As one of the legs of the stool holding up the theory of 'warsocialism' the author, Jay Hanson, claims:
No alternative – even nuclear [5] – has the potential to replace more than a tiny fraction of the power presently generated by fossil fuels.
It has taken me about an hour this morning to follow a debate on the credibility of the study cited by Hanson. I have been convinced by information found here and most significantly here, that the "Storm-Smith" hypothesis is not credible and over-estimates by many times the energy costs of nuclear power, even taking into consideration the energy used in the construction of the plant, the milling and mining of uranium ore, and the full decommissioning of the plant. In addition, nuclear power can be produced from thorium as well which is three to four times as plentiful as uranium.

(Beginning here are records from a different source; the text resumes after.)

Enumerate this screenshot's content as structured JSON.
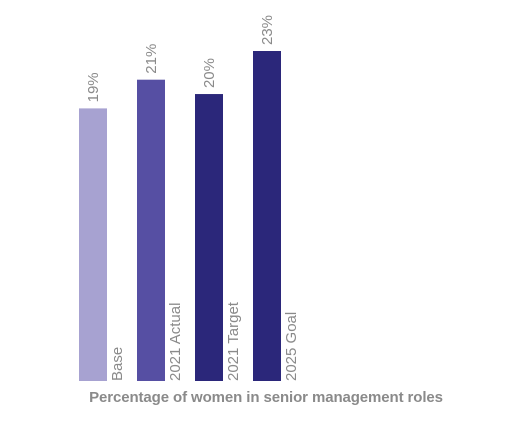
{
  "chart_data": {
    "type": "bar",
    "categories": [
      "Base",
      "2021 Actual",
      "2021 Target",
      "2025 Goal"
    ],
    "values": [
      19,
      21,
      20,
      23
    ],
    "value_labels": [
      "19%",
      "21%",
      "20%",
      "23%"
    ],
    "title": "",
    "xlabel": "Percentage of women in senior management roles",
    "ylabel": "",
    "ylim": [
      0,
      23
    ],
    "grid": false,
    "legend": "none",
    "colors": [
      "#a7a2d1",
      "#564fa3",
      "#2b277a",
      "#2b277a"
    ]
  }
}
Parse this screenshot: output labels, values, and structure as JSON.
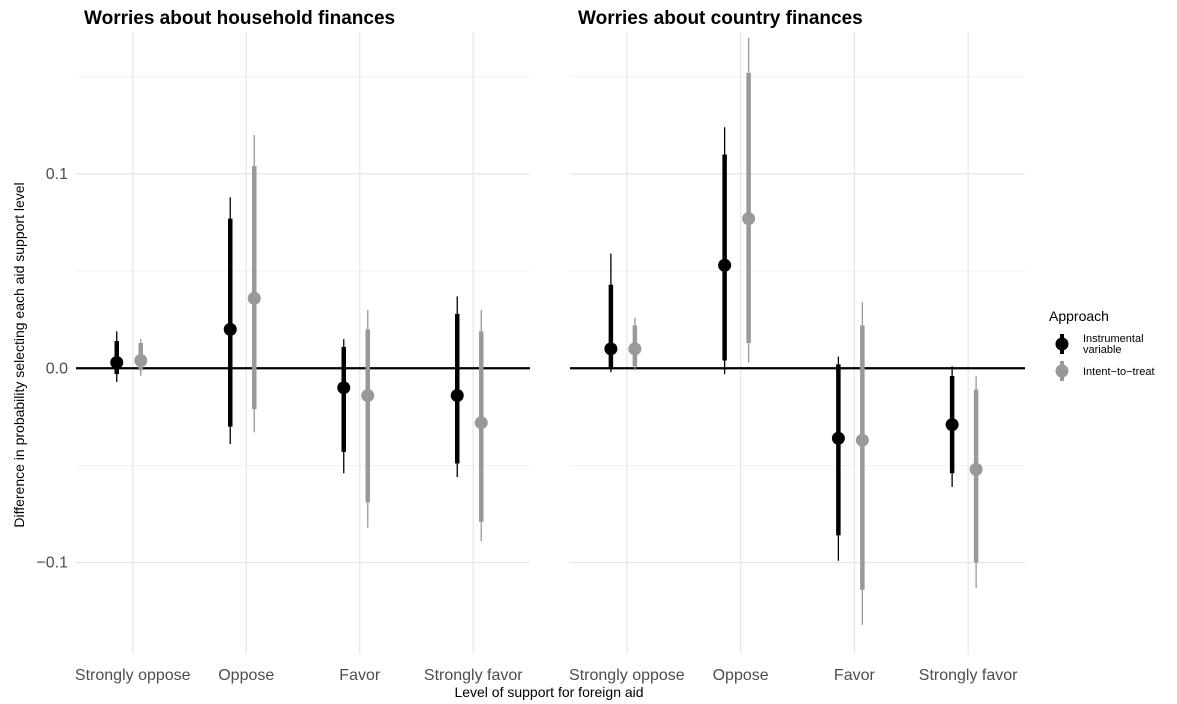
{
  "chart_data": {
    "type": "pointrange",
    "xlabel": "Level of support for foreign aid",
    "ylabel": "Difference in probability selecting each aid support level",
    "categories": [
      "Strongly oppose",
      "Oppose",
      "Favor",
      "Strongly favor"
    ],
    "ylim": [
      -0.147,
      0.173
    ],
    "yticks": [
      -0.1,
      0.0,
      0.1
    ],
    "ytick_labels": [
      "−0.1",
      "0.0",
      "0.1"
    ],
    "grid": true,
    "reference_line": 0,
    "legend": {
      "title": "Approach",
      "position": "right",
      "entries": [
        {
          "label_lines": [
            "Instrumental",
            "variable"
          ],
          "color": "#000000"
        },
        {
          "label_lines": [
            "Intent−to−treat"
          ],
          "color": "#999999"
        }
      ]
    },
    "panels": [
      {
        "title": "Worries about household finances",
        "series": [
          {
            "name": "Instrumental variable",
            "color": "#000000",
            "estimate": [
              0.003,
              0.02,
              -0.01,
              -0.014
            ],
            "ci_inner": [
              [
                -0.003,
                0.014
              ],
              [
                -0.03,
                0.077
              ],
              [
                -0.043,
                0.011
              ],
              [
                -0.049,
                0.028
              ]
            ],
            "ci_outer": [
              [
                -0.007,
                0.019
              ],
              [
                -0.039,
                0.088
              ],
              [
                -0.054,
                0.015
              ],
              [
                -0.056,
                0.037
              ]
            ]
          },
          {
            "name": "Intent-to-treat",
            "color": "#999999",
            "estimate": [
              0.004,
              0.036,
              -0.014,
              -0.028
            ],
            "ci_inner": [
              [
                -0.001,
                0.013
              ],
              [
                -0.021,
                0.104
              ],
              [
                -0.069,
                0.02
              ],
              [
                -0.079,
                0.019
              ]
            ],
            "ci_outer": [
              [
                -0.004,
                0.015
              ],
              [
                -0.033,
                0.12
              ],
              [
                -0.082,
                0.03
              ],
              [
                -0.089,
                0.03
              ]
            ]
          }
        ]
      },
      {
        "title": "Worries about country finances",
        "series": [
          {
            "name": "Instrumental variable",
            "color": "#000000",
            "estimate": [
              0.01,
              0.053,
              -0.036,
              -0.029
            ],
            "ci_inner": [
              [
                0.0,
                0.043
              ],
              [
                0.004,
                0.11
              ],
              [
                -0.086,
                0.002
              ],
              [
                -0.054,
                -0.004
              ]
            ],
            "ci_outer": [
              [
                -0.002,
                0.059
              ],
              [
                -0.003,
                0.124
              ],
              [
                -0.099,
                0.006
              ],
              [
                -0.061,
                0.001
              ]
            ]
          },
          {
            "name": "Intent-to-treat",
            "color": "#999999",
            "estimate": [
              0.01,
              0.077,
              -0.037,
              -0.052
            ],
            "ci_inner": [
              [
                0.001,
                0.022
              ],
              [
                0.013,
                0.152
              ],
              [
                -0.114,
                0.022
              ],
              [
                -0.1,
                -0.011
              ]
            ],
            "ci_outer": [
              [
                -0.001,
                0.026
              ],
              [
                0.003,
                0.17
              ],
              [
                -0.132,
                0.034
              ],
              [
                -0.113,
                -0.004
              ]
            ]
          }
        ]
      }
    ]
  }
}
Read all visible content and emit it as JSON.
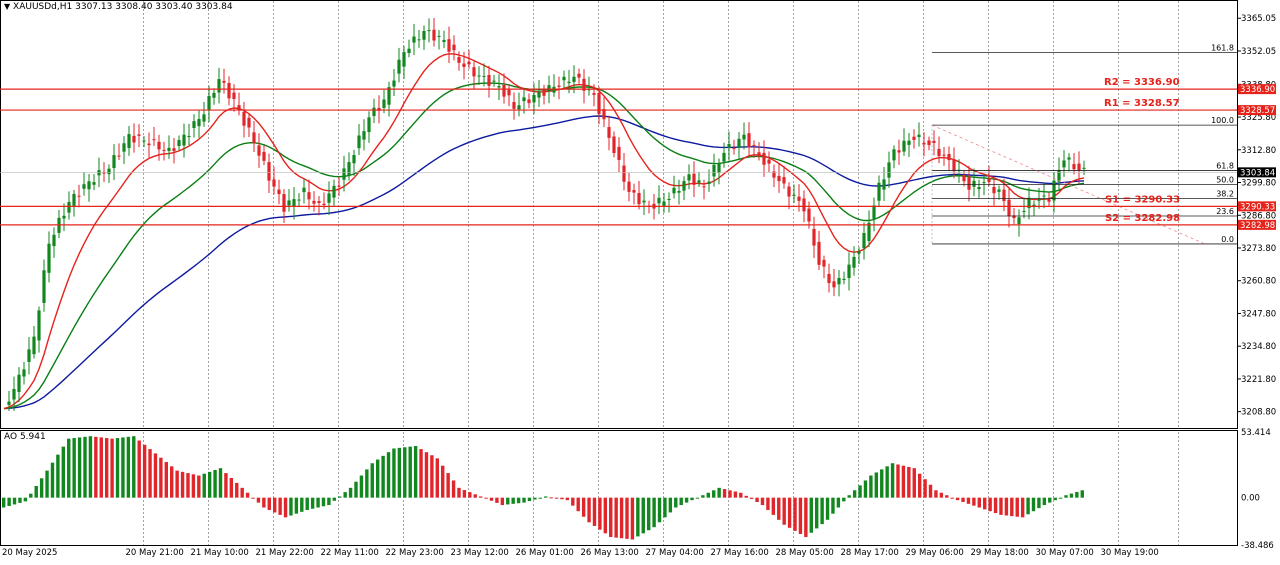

From the second site: (emphasis mine)
It is worth noting that the widely quoted paper by Jan Willem Storm van Leeuwen and Philip Smith (SLS), which gives a rather pessimistic assessment of the Energy Lifecycle of Nuclear Power, assumes a far larger energy cost to construct and decommission a Nuclear Power plant (240 Peta-Joules versus 8 Peta-Joules(PJ)). The difference is that Vattenfall actually measured their energy inputs whereas Willem Storm van Leeuwen and Smith employed various theoretical relationships between dollar costs and energy consumed. This paper also grossly over-estimates the energy cost of mining low-grade Ores and also that the efficiency of extraction of Uranium from reserves would fall dramatically at ore concentrations below 0.05%. Employing their calculations predicts that the energy cost of extracting the Olympic Dam mine's yearly production of 4600 tonnes of Uranium would require energy equivalent to almost 2 one-GigaWatt power plants running for a full year (2 GigaWat-years). You can follow this calculation here. This is larger than the entire electricity production of South Australia and an order of magnitude more than the measured energy inputs.
I am therefore convinced that Jay Hanson's pessimism on the potential for nuclear energy to provide is based on faulty research. That in fact nuclear energy can efficiently provide a far greater share of American electric generation. This is not a fundamental problem in physics as claimed, merely a political and economic one.